21 Agustus 2008

PROFESIONALITAS PENGELOLAAN SUMBER DAYA ALAM (TAMBANG) DALAM PERSPEKTIF ISLAM

Pendahuluan
Indonesia dikenal sebagai negeri yang kaya akan sumber daya alam, baik hayati maupun non hayati (barang tambang). Kekayaan ini tersebar mulai dari Sabang hingga Merauke. Di Aceh bisa dijumpai gas alamnya, Sumatera bagian tengah hingga selatan kaya akan batubara, ke timur sedikit terdapat Pulau Bangka-Belitung dengan timahnya, menyeberang ke Kalimantan dengan limpahan Batubara, menyeberang ke Sulawesi dengan Nickelnya, lebih ke timur lagi bisa dijumpai Papua dengan kekayaan emas, perak dan tambaganya dan masih banyak lagi. Oleh karenanya sangat wajar jika Fraser Institute menempatkan Indonesia pada urutan ke 7 teratas dalam hal potensi mineral1.
Jika ditilik dari sisi penghasilan, industri pertambangan termasuk yang lumayan tinggi yaitu mencapai Rp 26 trilyun (dalam bentuk pajak), jika digabung dengan pengeluaran untuk upah pekerja dan lainnya bahkan hingga mencapai Rp 51 trilyun. Inipun belum termasuk multiplier effects dari sisi ekonomi yang ditimbulkan dari adanya aktivitas pertambangan yang ada. Di beberapa daerah bahkan menjadi penyumbang terbesar PDRB Regional, seperti di Papua, Bangka Belitung, Nusa Tenggara Barat dan Kalimantan Timur2.
Namun, ironisnya kini Indonesia terpuruk menjadi negara miskin. GNP perkapita hanya sedikit lebih banyak dari Zimbabwe, sebuah negara miskin di Afrika. Sumber daya manusianya rendah, indeks sumber daya manusia peringkat 112 dari 115 negara, lulusan PT 6%, SLTP/A 34% sisanya 60% dari jumlah penduduk Indonesia lulusan SD. Sementara rakyatnya miskin, hutang negara luar biasa besarnya. Hingga akhir tahun 2006, hutang Indonesia tidak kurang dari Rp 1.760 trilyun rupiah, terdiri dari Rp 1250 trilyun hutang luar negeri dan 510 trilyun hutang swasta3. Pertanyaannya, siapa yang harus menanggung beban utang yang sedemikian besarnya itu? Tidak lain tentu saja adalah rakyat Indonesia sendiri. Hal ini nampak pada realisasi pos penerimaan dalam APBN tahun 2006 yaitu Rp 637,85 triliun, sementara dari sektor pajak sebesar Rp 358 trilyun atau mencapai sekitar 56%4. Ini berarti, rakyat jugalah yang harus menanggung beban keterpurukan ekonomi Indonesia. Jika kondisi seperti ini tidak segera dibenahi, maka kegagalan Indonesia sebagai negara sudah di ambang pintu.
Sumberdaya alam Indonesia yang demikian kaya itu ternyata tidak memberikan berkah yang semestinya. Oleh karenanya sangat bisa dimengerti, mengapa negara kaya seperti Indonesia penduduknya harus menjadi miskin bagaikan ‘ayam mati di atas pendaringan beras’. Pertanyaannya, mengapa hal ini bisa terjadi? Di mana letak kekeliruannya, pada sistem pengelolaannya atau pada orang-orangnya yang kurang cakap dan kurang amanah ataukah keduanya?

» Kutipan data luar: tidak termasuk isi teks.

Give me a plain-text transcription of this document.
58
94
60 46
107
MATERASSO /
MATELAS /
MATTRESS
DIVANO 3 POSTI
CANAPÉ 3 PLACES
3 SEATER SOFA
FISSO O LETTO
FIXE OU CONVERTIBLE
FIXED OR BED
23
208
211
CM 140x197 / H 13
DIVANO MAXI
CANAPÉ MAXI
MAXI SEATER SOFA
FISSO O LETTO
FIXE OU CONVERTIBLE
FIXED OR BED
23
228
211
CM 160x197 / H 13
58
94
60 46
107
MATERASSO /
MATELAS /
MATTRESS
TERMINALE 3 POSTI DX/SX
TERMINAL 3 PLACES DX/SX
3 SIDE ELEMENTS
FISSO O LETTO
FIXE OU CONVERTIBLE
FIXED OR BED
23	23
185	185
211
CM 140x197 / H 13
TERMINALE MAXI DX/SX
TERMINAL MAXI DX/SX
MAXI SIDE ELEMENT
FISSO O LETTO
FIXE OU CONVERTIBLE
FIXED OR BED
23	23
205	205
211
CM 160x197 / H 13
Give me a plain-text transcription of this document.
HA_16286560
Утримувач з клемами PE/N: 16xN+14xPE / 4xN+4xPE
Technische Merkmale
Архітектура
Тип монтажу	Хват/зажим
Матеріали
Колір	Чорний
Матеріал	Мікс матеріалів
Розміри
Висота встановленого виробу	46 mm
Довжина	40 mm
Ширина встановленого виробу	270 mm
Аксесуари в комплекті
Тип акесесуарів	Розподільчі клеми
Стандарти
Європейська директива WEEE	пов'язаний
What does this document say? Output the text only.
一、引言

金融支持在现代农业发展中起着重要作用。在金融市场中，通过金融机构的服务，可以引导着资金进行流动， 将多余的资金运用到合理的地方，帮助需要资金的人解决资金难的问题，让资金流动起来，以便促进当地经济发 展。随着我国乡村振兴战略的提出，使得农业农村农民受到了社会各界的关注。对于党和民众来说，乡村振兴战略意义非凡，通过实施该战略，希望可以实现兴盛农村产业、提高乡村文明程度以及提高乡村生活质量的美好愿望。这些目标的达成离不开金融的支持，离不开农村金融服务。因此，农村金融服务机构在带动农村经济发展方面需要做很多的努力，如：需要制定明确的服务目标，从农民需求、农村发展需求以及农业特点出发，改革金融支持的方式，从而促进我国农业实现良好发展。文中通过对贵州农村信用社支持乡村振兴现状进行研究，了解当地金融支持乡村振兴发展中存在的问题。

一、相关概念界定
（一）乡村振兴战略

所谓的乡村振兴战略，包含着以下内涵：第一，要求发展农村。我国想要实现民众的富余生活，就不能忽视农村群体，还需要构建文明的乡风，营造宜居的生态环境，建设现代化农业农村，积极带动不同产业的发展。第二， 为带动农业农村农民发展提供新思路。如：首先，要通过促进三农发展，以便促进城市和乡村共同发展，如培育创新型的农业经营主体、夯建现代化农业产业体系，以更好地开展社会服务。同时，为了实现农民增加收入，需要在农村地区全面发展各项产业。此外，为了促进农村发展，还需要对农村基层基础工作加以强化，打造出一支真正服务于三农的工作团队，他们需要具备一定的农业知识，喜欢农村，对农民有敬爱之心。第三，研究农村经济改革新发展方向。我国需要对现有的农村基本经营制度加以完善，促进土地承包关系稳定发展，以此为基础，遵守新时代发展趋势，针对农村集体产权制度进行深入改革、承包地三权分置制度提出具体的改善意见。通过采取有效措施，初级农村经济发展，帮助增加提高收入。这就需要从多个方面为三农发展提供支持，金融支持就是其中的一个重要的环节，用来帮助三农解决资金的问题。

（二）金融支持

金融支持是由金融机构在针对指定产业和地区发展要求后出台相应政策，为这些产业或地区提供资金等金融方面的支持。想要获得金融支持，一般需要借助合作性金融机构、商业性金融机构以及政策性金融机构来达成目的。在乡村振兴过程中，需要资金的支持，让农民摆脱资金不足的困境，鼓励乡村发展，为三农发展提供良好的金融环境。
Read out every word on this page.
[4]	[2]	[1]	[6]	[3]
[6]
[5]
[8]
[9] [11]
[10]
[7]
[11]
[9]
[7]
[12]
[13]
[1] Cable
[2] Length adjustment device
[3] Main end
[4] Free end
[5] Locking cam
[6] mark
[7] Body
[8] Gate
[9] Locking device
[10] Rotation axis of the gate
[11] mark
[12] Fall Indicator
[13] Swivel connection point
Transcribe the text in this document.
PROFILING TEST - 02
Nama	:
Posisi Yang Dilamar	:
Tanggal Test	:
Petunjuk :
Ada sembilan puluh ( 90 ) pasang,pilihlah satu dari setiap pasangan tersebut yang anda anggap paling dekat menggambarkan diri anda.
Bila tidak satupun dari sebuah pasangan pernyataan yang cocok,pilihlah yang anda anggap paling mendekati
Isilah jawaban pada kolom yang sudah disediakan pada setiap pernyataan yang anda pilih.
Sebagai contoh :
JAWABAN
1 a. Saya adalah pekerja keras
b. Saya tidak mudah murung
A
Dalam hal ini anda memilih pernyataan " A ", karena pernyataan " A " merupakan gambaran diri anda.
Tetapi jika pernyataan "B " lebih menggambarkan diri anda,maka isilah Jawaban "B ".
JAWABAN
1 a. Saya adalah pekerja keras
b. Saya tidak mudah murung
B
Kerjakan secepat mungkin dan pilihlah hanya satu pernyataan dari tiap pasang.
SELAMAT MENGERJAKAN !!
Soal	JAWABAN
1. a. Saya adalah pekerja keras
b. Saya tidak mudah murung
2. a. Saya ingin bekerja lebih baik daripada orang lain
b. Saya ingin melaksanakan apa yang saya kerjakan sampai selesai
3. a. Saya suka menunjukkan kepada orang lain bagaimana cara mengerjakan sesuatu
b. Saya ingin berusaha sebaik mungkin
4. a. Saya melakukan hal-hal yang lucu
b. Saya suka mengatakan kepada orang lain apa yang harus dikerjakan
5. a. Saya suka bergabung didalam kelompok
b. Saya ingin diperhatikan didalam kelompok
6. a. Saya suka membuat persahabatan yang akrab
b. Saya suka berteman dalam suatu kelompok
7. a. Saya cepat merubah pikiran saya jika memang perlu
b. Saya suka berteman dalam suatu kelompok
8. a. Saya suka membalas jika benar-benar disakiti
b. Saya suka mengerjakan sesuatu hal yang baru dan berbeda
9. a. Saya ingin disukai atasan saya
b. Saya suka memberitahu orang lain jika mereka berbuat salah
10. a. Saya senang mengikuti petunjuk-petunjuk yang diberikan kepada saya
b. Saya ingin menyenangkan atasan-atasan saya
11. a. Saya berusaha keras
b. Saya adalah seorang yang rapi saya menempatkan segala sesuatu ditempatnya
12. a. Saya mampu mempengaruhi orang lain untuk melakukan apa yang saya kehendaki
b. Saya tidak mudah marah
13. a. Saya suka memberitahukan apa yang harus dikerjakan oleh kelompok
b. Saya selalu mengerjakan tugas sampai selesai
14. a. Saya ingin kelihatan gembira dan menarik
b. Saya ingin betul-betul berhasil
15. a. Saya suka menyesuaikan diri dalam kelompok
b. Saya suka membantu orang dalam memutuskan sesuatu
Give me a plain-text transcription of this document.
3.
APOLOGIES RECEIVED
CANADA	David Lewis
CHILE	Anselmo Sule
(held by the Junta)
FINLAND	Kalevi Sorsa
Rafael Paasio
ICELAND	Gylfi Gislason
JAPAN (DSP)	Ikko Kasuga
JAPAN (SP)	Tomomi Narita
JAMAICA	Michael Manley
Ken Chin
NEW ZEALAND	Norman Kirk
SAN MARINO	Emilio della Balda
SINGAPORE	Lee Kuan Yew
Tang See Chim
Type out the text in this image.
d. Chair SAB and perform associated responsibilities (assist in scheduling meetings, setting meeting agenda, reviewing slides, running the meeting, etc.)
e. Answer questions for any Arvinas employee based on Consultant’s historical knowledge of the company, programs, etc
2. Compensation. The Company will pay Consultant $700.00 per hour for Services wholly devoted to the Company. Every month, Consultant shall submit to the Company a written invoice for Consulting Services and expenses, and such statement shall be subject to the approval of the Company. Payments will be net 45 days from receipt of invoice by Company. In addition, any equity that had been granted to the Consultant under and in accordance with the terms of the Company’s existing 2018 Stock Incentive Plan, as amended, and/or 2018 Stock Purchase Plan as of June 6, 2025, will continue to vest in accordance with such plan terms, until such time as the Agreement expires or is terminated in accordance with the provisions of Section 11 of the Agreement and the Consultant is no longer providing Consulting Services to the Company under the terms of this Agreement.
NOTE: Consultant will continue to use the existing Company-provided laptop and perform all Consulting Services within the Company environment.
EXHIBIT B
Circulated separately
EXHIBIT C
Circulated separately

Pengelolaan SDA (Tambang) di Indonesia
Seperti telah banyak diketahui, di Indonesia khususnya sepanjang pemerintahan Orde Baru hingga kini, individu ataupun swasta bisa mendapatkan hak yang diberikan oleh negara untuk menguasai dan mengeksploitasi potensi-potensi sumber daya alam seperti tambang (batubara, emas, tembaga), hutan, minyak, gas bumi dsb.
Kebolehan ini didasarkan atas diundangkannya UU No. 1 tahun 1967 tentang Penanaman Modal Asing dan UU No. 11 tahun 1967 tentang Ketentuan-Ketentuan Pokok Pertambangan. Sehingga pasca kelahiran undang-undang tersebut, Indonesia dibanjiri investor asing. Di bidang pertambangan sendiri lebih dari 90% investasi dilakukan oleh pemodal asing5 (belum termasuk sumber daya migas, hutan dan lainya), baik dalam bentuk Kontrak Karya (KK) maupun Perjanjian Kerjasama Pengusahaan Pertambangan Batubara (PKP2B). Mulai dari pasca diundangkannya kedua UU di atas hingga saat ini tidak kurang dari 235 pertambangan umum (KK) dan 141 tambang batubara (PKP2B)6, belum termasuk Kuasa Pertambangan (KP) untuk swasta lokal serta ribuan industri pertambangan mineral industri tersebar di seluruh wilayah Indonesia. Industri ini secara aktif menghasilkan berbagai bahan tambang untuk memenuhi kebutuhan nasional maupun pasar internasional. Jadi kata kunci dari pengelolaan ini adalah swastanisasi/privatisasi.

Kesalahan Paradigma
Pemberian hak pengelolaan sumber daya alam (barang tambang) di negeri ini oleh Pemerintah kepada swasta (asing/lokal) atau perorangan, termasuk bagian dari swastanisasi/privatisasi, berupa pengalihan dari kekayaan publik/masyarakat menjadi kekayaan swasta, yaitu para pengusaha pememegang saham. Padahal faktanya, sumber daya tersebut sejatinya merupakan potensi kekayaan bagi seluruh masyarakat. Paling tidak, satu hal yang dapat menjadi bukti real dari dampak buruk swastanisasi/privatisasi tersebut. Yaitu, perusahaan swasta pemodal (kapitalis), dimanapun dan kapanpun, biasanya hanya beorientasi pada perolehan keuntungan semata. Dalam kasus kekayaan alam (tambang) yang dikelola oleh swasta/perorangan, uang miliaran rupiah hanya akan mengalir kepada perusahaan tersebut, sementara masyarakat secara lebih luas tidak bisa menikmatinya.
Memang benar, keberadaan perusahaan tambang dapat membuka lapangan kerja, khususnya bagi masyarakat sekitar penambangan. Namun, pada dasarnya mereka sebatas sebagai buruh. Privatisasi semacam ini hanya sukses mengantarkan segelintir pengusaha (swasta/asing) pada tingkat ekstra sejahtera dan sebaliknya mengantarkan jutaan rakyat lainnya pada jurang kesengsaraan. Hal ini bertentangan dengan fungsi Pemerintah yang seharusnya berusaha mengelola potensi kekayaan alam sebesar-besarnya bagi kemakmuran rakyat.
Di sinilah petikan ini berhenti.